Why is disgust sensitivity associated with socially conservative political views? Is it because socially conservative ideologies mitigate the risks of infectious disease, whether by promoting out-group avoidance or by reinforcing norms that sustain antipathogenic practices? Or might it be because socially conservative ideologies promote moral standards that advance a long-term, as opposed to a short-term, sexual strategy? Recent attempts to test these two explanations have yielded differing results and conflicting interpretations. Here, we contribute to the literature by examining the relationship between disgust sensitivity and political orientation, political party affiliation, and an often overlooked outcome-actual voter behavior.

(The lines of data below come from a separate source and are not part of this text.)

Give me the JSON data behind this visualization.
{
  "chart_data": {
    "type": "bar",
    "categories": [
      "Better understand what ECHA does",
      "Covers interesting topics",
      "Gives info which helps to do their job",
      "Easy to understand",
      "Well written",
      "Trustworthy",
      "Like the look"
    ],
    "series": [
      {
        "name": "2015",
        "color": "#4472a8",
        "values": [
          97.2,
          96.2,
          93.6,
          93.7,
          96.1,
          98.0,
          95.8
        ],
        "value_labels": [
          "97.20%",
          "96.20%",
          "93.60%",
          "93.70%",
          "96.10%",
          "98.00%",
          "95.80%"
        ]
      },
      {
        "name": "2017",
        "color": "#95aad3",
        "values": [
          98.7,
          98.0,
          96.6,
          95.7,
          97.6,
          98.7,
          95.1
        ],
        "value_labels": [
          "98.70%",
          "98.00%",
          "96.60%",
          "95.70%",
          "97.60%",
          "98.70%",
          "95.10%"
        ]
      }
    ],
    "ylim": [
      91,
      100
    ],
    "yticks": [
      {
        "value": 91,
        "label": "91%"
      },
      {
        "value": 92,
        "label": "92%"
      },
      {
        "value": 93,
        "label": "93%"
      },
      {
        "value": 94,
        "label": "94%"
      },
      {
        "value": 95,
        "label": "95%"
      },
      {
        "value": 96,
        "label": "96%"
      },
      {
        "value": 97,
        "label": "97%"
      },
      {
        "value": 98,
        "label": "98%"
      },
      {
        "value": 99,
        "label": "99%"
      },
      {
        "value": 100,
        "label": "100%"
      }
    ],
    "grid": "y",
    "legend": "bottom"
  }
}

We focus on voter behavior and affiliation for the 2016 U.S. presidential election to determine whether pathogen or sexual disgust better predicts socially conservative ideology. Although many prominent aspects of Donald Trump's campaign-particularly his anti-foreign message-align with the pathogen-avoidance model of conservatism, we found that pathogen-related disgust sensitivity exerted no influence on political ideology, political party affiliation, or voter behavior, after controlling for sexual disgust sensitivity. In contrast, sexual disgust sensitivity was associated with increased odds of voting for Donald Trump versus each other major presidential candidate, as well as with increased odds of affiliating with the Republican versus the Democratic or Libertarian parties. In fact, for every unit increase in sexual disgust sensitivity, the odds of a participant voting for Trump versus Clinton increased by approximately 30%. It seems, then, that sexual disgust trumps pathogen disgust in predicting socially conservative voting behavior.